André Breton qui a été en relation personnelle avec Freud depuis 1921, publia en 1938 un appel à la protection de Freud dans Trajectoire du rêve. L’année 1938 est aussi celle de la cessation d’activité de la Galerie surréaliste parisienne « Gradiva » (1937), nommée ainsi en hommage à l’étude psychanalytique que Freud a exercée en 1907 sur la nouvelle de Wilhelm Jensen. Une des découvertes que nous faisons dans les notes agencées par Rémy Amoureux à sa présentation de la Correspondance intégrale est que l’écrivain Georges Sadoul a collaboré, avec Marie Bonaparte et E. Zak, à la traduction du texte de la nouvelle de Jensen, publiée pour la première fois en 1931 (n. p. 437). De la série « Documents bleus » chez Gallimard, cette traduction sera rééditée après la Guerre en 1949, coll. « Les essais », et en 1971, coll. « Idées ». Cécile Marcoux, directrice de la Bibliothèque Sigmund Freud à Paris qui conserve une grande partie du legs de M. Bonaparte, a intégré ce fait dans sa bibliographie : Freud en français (éd. Société psychanalytique de Paris, 2012, p. 32).
Évidemment, dans ces notices, il nous faut reconnaître le surréaliste Georges Sadoul (1904-1969), qui collabore à l’époque à Le Surréalisme au service de la Révolution. Pourtant, sa collaboration sur la traduction de la nouvelle de Jensen n’a pas été remarquée dans le Dictionnaire général du surréalisme sous la direction de Biro et Passeron (P.U.F., 1982). Les deux notices, d’abord celle sur « Gradiva » de Jensen, ensuite celle sur Sadoul lui-même, ignorent ce fait. D’une part, Gérard Legrand attribue la traduction du texte de Jensen à M. Bonaparte seule (a. Gradiva », par Gérard Legrand ; Dictionnaire…, p. 188), et d’autre part, Sadoul est présenté uniquement comme fauteur des scandales politiques surréalistes de 1929, et ultérieurement historien du cinéma (G. A. Tiberghien, a. Georges Sadoul », id., 373).

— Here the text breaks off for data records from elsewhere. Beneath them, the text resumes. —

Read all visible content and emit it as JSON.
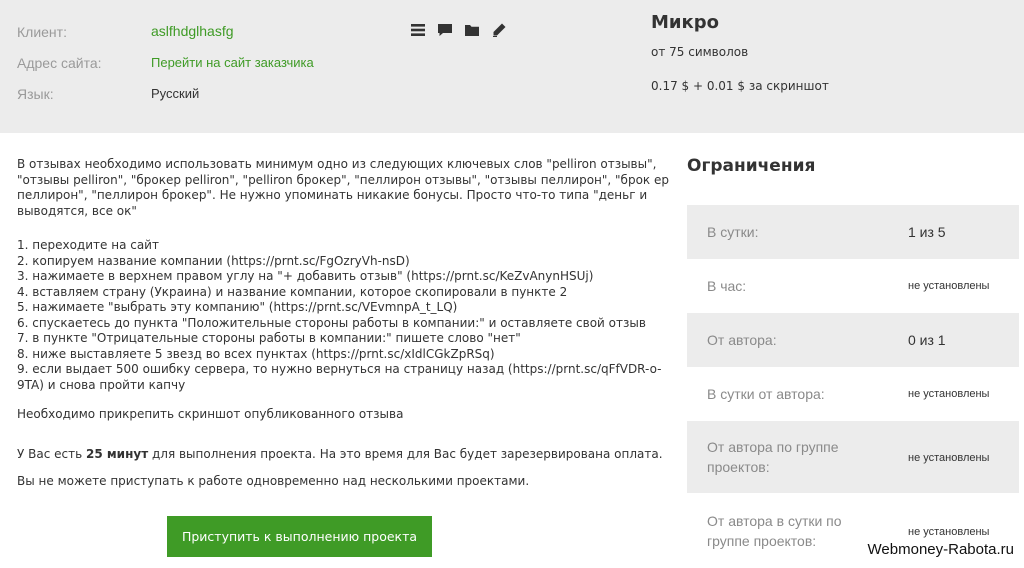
{
  "header": {
    "client_label": "Клиент:",
    "client_value": "aslfhdglhasfg",
    "site_label": "Адрес сайта:",
    "site_link": "Перейти на сайт заказчика",
    "lang_label": "Язык:",
    "lang_value": "Русский",
    "icons": [
      "list-icon",
      "comment-icon",
      "folder-icon",
      "pencil-icon"
    ]
  },
  "plan": {
    "title": "Микро",
    "min_chars": "от 75 символов",
    "price": "0.17 $ + 0.01 $ за скриншот"
  },
  "task": {
    "intro": "В отзывах необходимо использовать минимум одно из следующих ключевых слов \"pelliron отзывы\", \"отзывы pelliron\", \"брокер pelliron\", \"pelliron брокер\", \"пеллирон отзывы\", \"отзывы пеллирон\", \"брок ер пеллирон\", \"пеллирон брокер\". Не нужно упоминать никакие бонусы. Просто что-то типа \"деньг и выводятся, все ок\"",
    "steps": [
      "1. переходите на сайт",
      "2. копируем название компании (https://prnt.sc/FgOzryVh-nsD)",
      "3. нажимаете в верхнем правом углу на \"+ добавить отзыв\" (https://prnt.sc/KeZvAnynHSUj)",
      "4. вставляем страну (Украина) и название компании, которое скопировали в пункте 2",
      "5. нажимаете \"выбрать эту компанию\" (https://prnt.sc/VEvmnpA_t_LQ)",
      "6. спускаетесь до пункта \"Положительные стороны работы в компании:\" и оставляете свой отзыв",
      "7. в пункте \"Отрицательные стороны работы в компании:\" пишете слово \"нет\"",
      "8. ниже выставляете 5 звезд во всех пунктах (https://prnt.sc/xIdlCGkZpRSq)",
      "9. если выдает 500 ошибку сервера, то нужно вернуться на страницу назад (https://prnt.sc/qFfVDR-o-9TA) и снова пройти капчу"
    ],
    "screenshot_note": "Необходимо прикрепить скриншот опубликованного отзыва",
    "time_prefix": "У Вас есть ",
    "time_value": "25 минут",
    "time_suffix": " для выполнения проекта. На это время для Вас будет зарезервирована оплата.",
    "concurrent_note": "Вы не можете приступать к работе одновременно над несколькими проектами.",
    "start_button": "Приступить к выполнению проекта"
  },
  "limits": {
    "title": "Ограничения",
    "rows": [
      {
        "label": "В сутки:",
        "value": "1 из 5"
      },
      {
        "label": "В час:",
        "value": "не установлены"
      },
      {
        "label": "От автора:",
        "value": "0 из 1"
      },
      {
        "label": "В сутки от автора:",
        "value": "не установлены"
      },
      {
        "label": "От автора по группе проектов:",
        "value": "не установлены"
      },
      {
        "label": "От автора в сутки по группе проектов:",
        "value": "не установлены"
      }
    ]
  },
  "watermark": "Webmoney-Rabota.ru",
  "colors": {
    "accent": "#3f9b26",
    "header_bg": "#ececec",
    "text": "#333333",
    "muted": "#9a9a9a"
  }
}
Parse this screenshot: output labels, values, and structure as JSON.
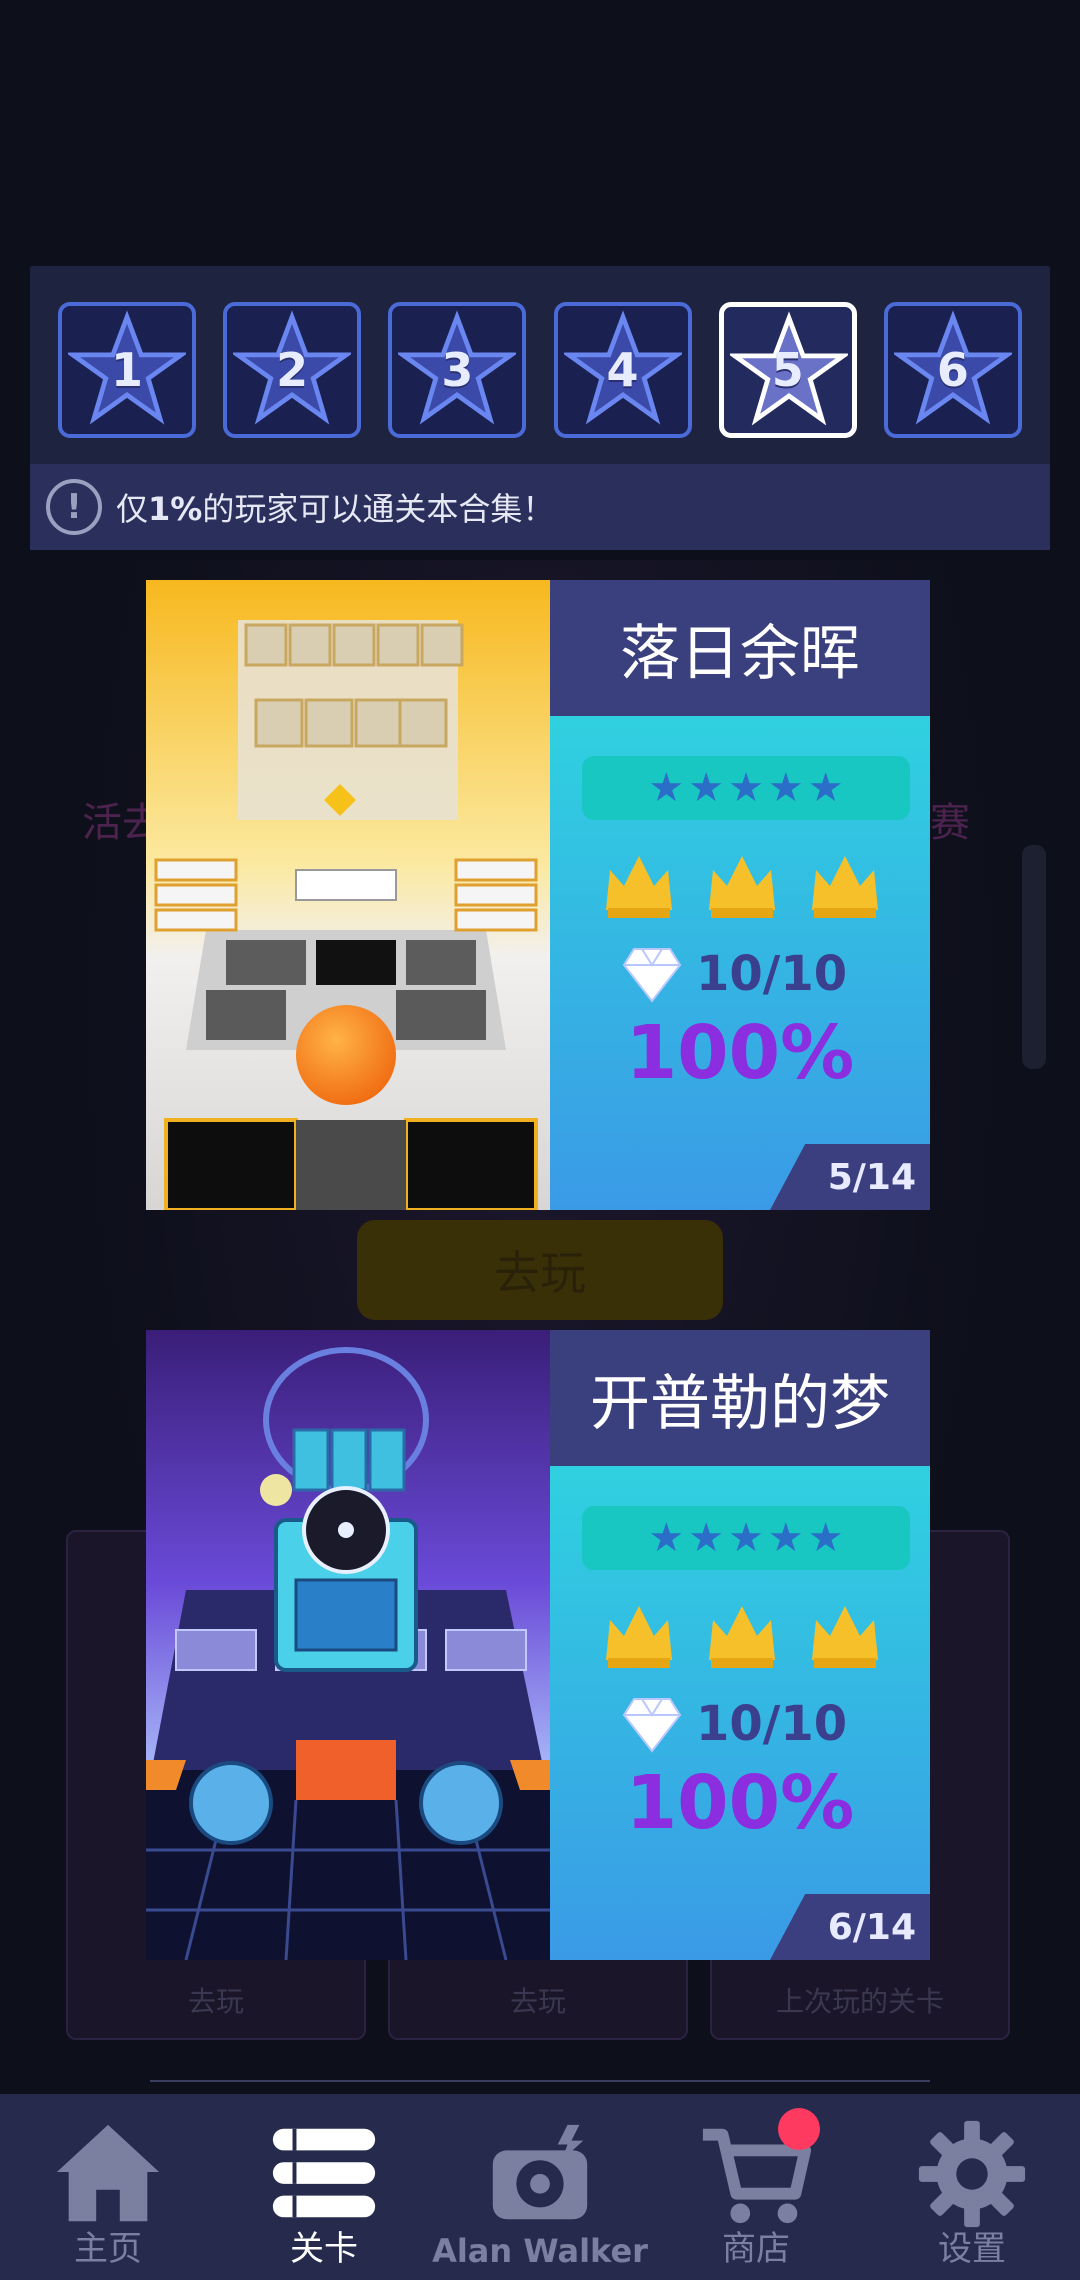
{
  "background": {
    "hint_left": "活去",
    "hint_right": "赛",
    "hint_button": "去玩",
    "hint_cards": [
      "去玩",
      "去玩",
      "上次玩的关卡"
    ]
  },
  "level_selector": {
    "tiles": [
      "1",
      "2",
      "3",
      "4",
      "5",
      "6"
    ],
    "selected": "5"
  },
  "notice": {
    "icon": "exclamation-circle-icon",
    "prefix": "仅",
    "highlight": "1%",
    "suffix": "的玩家可以通关本合集！"
  },
  "cards": [
    {
      "title": "落日余晖",
      "stars": 5,
      "crowns": 3,
      "gems": "10/10",
      "percent": "100%",
      "page": "5/14"
    },
    {
      "title": "开普勒的梦",
      "stars": 5,
      "crowns": 3,
      "gems": "10/10",
      "percent": "100%",
      "page": "6/14"
    }
  ],
  "nav": {
    "items": [
      {
        "label": "主页",
        "icon": "home-icon"
      },
      {
        "label": "关卡",
        "icon": "list-icon"
      },
      {
        "label": "Alan Walker",
        "icon": "music-player-icon"
      },
      {
        "label": "商店",
        "icon": "cart-icon"
      },
      {
        "label": "设置",
        "icon": "gear-icon"
      }
    ],
    "active": "关卡"
  },
  "colors": {
    "accent_border": "#4a6ad8",
    "card_gradient_top": "#2fd2e0",
    "card_gradient_bottom": "#3a9ae6",
    "percent": "#8a2ee0",
    "badge": "#ff3a60"
  }
}
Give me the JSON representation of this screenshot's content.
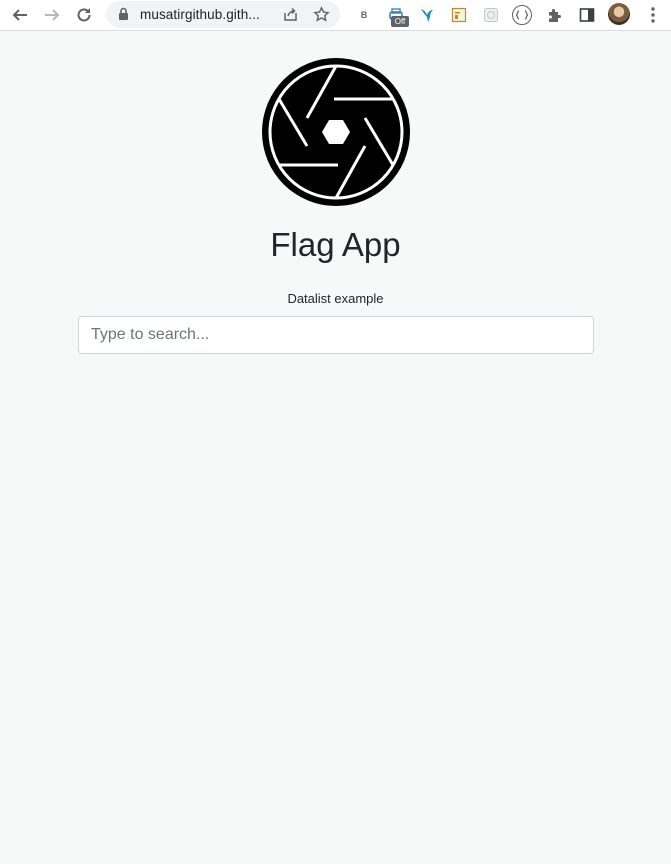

La question d’un jeune écrivain que Marie Bonaparte apostrophé dans sa lettre à Freud, un an avant sa collaboration à la LRS, demeure pourtant irrésolue :
« j’ai lu le livre du jeune poète français, que je joins : il aurait mieux fait de rester médecin, et de se contenter, comme tel, de soigner des rhumes de cerveau. » (Saint-Cloud, 27-II-1926.) –
Rémy Amoureux note en bas de cette p. 25 de la Correspondance : ce jeune écrivain « n’a pas pu être identifié formellement. » Est-ce le fait que Breton a échangé plus tard avec Marie Bonaparte à propos de l’étude sur Poe (en 1933…), qui a fait l’éditeur avancer ici son nom ? Mais au contraire de ce que pense l’éditeur de la Correspondance, il ne pourrait pas s’agir d’André Breton qui a publié le Manifeste du surréalisme en 1924. Car, comme nous l’avons montré en présentant une lettre autographe de Freud à Breton de 1924, le livre de Breton voyage à Berggassse 19 dès sa sortie (cf. « Freud et les surréalistes, ses ‘fous intégraux’ », Topique, Revue freudienne, 2/2011). – Par conséquent, Freud n’a pas attendu la critique de M. Bonaparte en 1927, pour lire Breton dès 1924 !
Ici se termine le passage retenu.